On Facebook, Tsai called the restrictions imposed on the election that had been expected to highlight the territory’s democratic reforms “regrettable and disquieting.”
“Hong Kong is experiencing a political shock that has been rarely seen locally in the past few decades. [People might worry] that the city’s democracy and rule of law, which have been the pride of the Hong Kong people, will slowly be clouded by the shadow of the birdcage,” Tsai wrote.
She said that many young Hong Kongers came to the Legislative Yuan in March and April to show their support for the Sunflower movement, while more stood by the protesters and students via the Internet.

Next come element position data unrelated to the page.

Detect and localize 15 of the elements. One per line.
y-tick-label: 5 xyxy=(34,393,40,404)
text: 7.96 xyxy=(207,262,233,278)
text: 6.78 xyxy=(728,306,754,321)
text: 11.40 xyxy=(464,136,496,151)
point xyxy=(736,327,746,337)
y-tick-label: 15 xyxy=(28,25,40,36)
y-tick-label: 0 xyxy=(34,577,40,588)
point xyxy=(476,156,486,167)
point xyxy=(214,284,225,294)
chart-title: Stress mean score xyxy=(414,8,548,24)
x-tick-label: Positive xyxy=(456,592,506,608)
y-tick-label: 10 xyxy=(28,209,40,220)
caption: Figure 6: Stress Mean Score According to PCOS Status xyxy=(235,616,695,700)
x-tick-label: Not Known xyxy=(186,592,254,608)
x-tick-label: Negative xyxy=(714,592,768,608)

“Hong Kong’s destiny and future has Taiwanese nationals’ full attention and the pursuit of democracy and freedom is a value shared by both groups,” she said. “The seed of democracy never dies; it is simply buried in the soil, hibernating. And we are now witnessing, from the city’s young generation, the possibility and vibe that could induce change to Hong Kong.”
TAO spokesperson Ma Xiaoguang (馬曉光), when asked in Beijing about Taiwan’s response to the situation, said Beijing would expect Taiwan to respect Hong Kong’s political development and the successful implementation of the “one country, two systems” policy.
He stressed that it “would not help win people’s hearts” when “a minority of people” tried to make an issue of it to “tarnish the one country, two systems policy, damage Hong Kong’s stability and prosperity and hamper the development of the cross-strait relationship.”